"A shit" instead of just "shit". Is this common usage?

In the movie Ted when John and Lori come home and find a turd on the floor, they say “is that a shit”. I found that odd. Around here someone would say “is that shit” not “is that a shit”.

In parts of the U.S. is it common to refer to a turd as “a shit” rather than just “shit”.

Not in my experience, at least not when referring to a turd. “Shit” is an unmeasured quantity: “That’s a lot of shit.” “What shit!”

“A shit” is either the act of sitting on the can and taking a dump, or something worthless. “He’s taking a shit.” “I don’t give a shit.”

One turd in the middle of the floor would be a turd, or a piece of shit, or just shit, but not “a shit.”

Ditto. It’s like walking into the kitchen and smelling something, and asking “Is that fish?” or “Is that a fish?”

The only way it makes sense is if they were trying to convey “Are we looking at the results of someone taking a shit?”

But that’s a stretch.

The idiom itself is a misnomer. You don’t take a shit – you leave a shit.

(Apologies to George Carlin)

It’s only a stretch if the person taking a shit was constipated. Yes ‘is that a shit’, means is that the result of someone taking a dump. Specifically the result of a single dump, traceable to a single act of defecation.

In my neck of the woods it’s not uncommon to refer to a person as “a shit” but much less so to refer to a turd that way.

In that context “shit” is a verb, used similarly to the word “nap”. You “take” a nap, do you not? You don’t leave a nap. Also, you take a meeting.

No, not common. I’ve never heard it that way. It’s usially either a turd, or some shit.

A person can be a shit, or the shit. The first usage means a bad thing, the second good.

A thing can be the shits. Always plural. That’s a bad thing.

I think there’s a difference in sense between shit and a shit. The latter is, like, “Is that a shit? Did somebody take a shit on our floor?”, the former, “Is that shit? Did somebody leave shit on our floor?”

In other words the act of actually taking a dump is implicit in a shit. Shit does not imply how the shit got there, it could have been brought in by hand, trailed in on a boot, whatever.

That’s my take anyway.

How many sugars would you like with that shit?

So…? Do we agree that the line should be “Is that shit?” “There is shit on my floor!” instead of “Is that a shit?” “there is a shit on my floor!”.

Does everyone find the line as read kind of odd in American English dialect as I do?

HERE is the scene.

(Possibly NSFW! And may offend.)

Well, maybe not. In this very specific case I’d say it’s correct either way.

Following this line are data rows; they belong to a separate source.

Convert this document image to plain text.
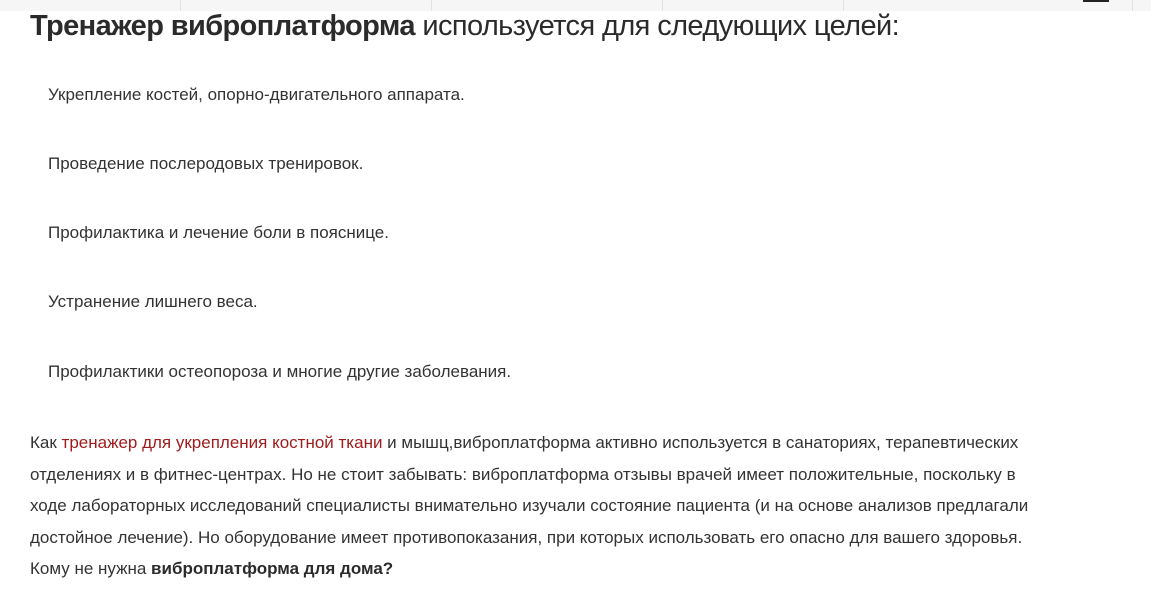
Тренажер виброплатформа используется для следующих целей:
Укрепление костей, опорно-двигательного аппарата.
Проведение послеродовых тренировок.
Профилактика и лечение боли в пояснице.
Устранение лишнего веса.
Профилактики остеопороза и многие другие заболевания.

Как тренажер для укрепления костной ткани и мышц,виброплатформа активно используется в санаториях, терапевтических
отделениях и в фитнес-центрах. Но не стоит забывать: виброплатформа отзывы врачей имеет положительные, поскольку в
ходе лабораторных исследований специалисты внимательно изучали состояние пациента (и на основе анализов предлагали
достойное лечение). Но оборудование имеет противопоказания, при которых использовать его опасно для вашего здоровья.
Кому не нужна виброплатформа для дома?
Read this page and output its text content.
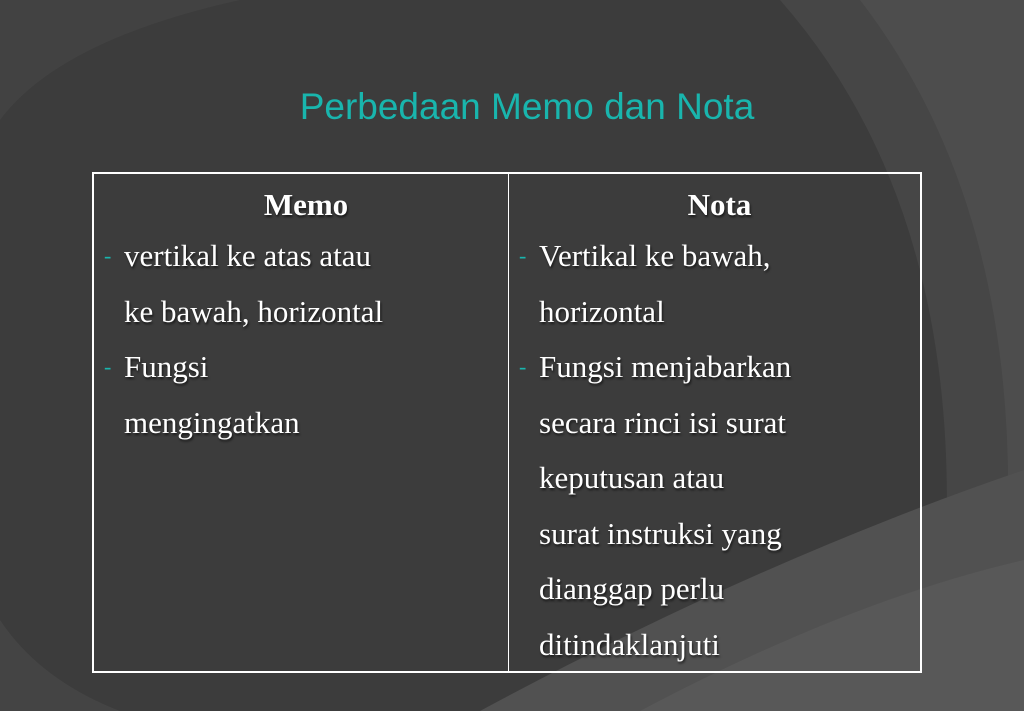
Perbedaan Memo dan Nota
Memo
- vertikal ke atas atau
ke bawah, horizontal
- Fungsi
mengingatkan
Nota
- Vertikal ke bawah,
horizontal
- Fungsi menjabarkan
secara rinci isi surat
keputusan atau
surat instruksi yang
dianggap perlu
ditindaklanjuti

There is shit on his floor BECAUSE SOMEONE [took] a shit on his floor. It’s the missing “took” that throws the delivery off. What tilts it towards being correct is not that there is fecal matter on his floor somehow (from someone’s shoe, being flung there, etc.) but because someone [took a] shit there.

The English, she is so subtle.

I’m not American, but “a shit” doesn’t sound odd to me. It’s one of those things where you know it when you see it. An amorphous blob of crap might be “shit”, but a nice, distinct turd might be “a shit”. Personally, I quite like the variety and extra description of “a shit”. You hear “a shit” instead of “shit” and you know you’ve ruled out a smear, for example, or even metaphorical shit. If it is slightly odd, so much the better, much like the phrase “What the shit?”

Linguistically, is this called “Container for the thing contained?” (Thurber fans may recognize this as a plot point…)

i.e., you don’t ask for “a water” but “a glass of water.” With feces, it might be “a lump of s…” or “a piece of s…” but rarely, “a s…”

But I’ve heard it that way upon occasion. One bloke once came running up with his hands held apart to indicate distance, and announced, "I just dropped a s… that big!

Put into a slightly different context, suppose a friend or acquaintance comes running into your room shouting, “There’s a shit on the front porch!”

Would you expect to find on your front porch:

  1. a despicable person
  2. a Jehovah’s Witness
  3. a turd
  4. a midget
  5. a person of the opposing political party
  6. an alien
  7. what then?

shit is a turd.

Mila Kunis, the lead actress in Ted, is Ukrainian and moved to the US when she was seven years old. Since, according to her, she learned English here it’s possible that she would still use terms like “a shit” as English isn’t her first language. That may be where the writers got it from and they liked how it sounded.

If you watch some early episodes of That 70’s Show, she does stumble over some words and occasionally her accent comes through. Since then she has apparently taken diction class and now while you never hear her speak in lengthy sentences of monologues in films, her English is unaccented.

IMO, this is a very important question that deserves to be fully explored and explained and I will get right on that just as soon as I finish taking a shit.

But the shit is not cooking on the stove - it’s lying on the floor in an apparently BM-sized amount.

If you saw something that looked like a fish on your floor you would ask, “Is that a fish?” not “Is that fish?”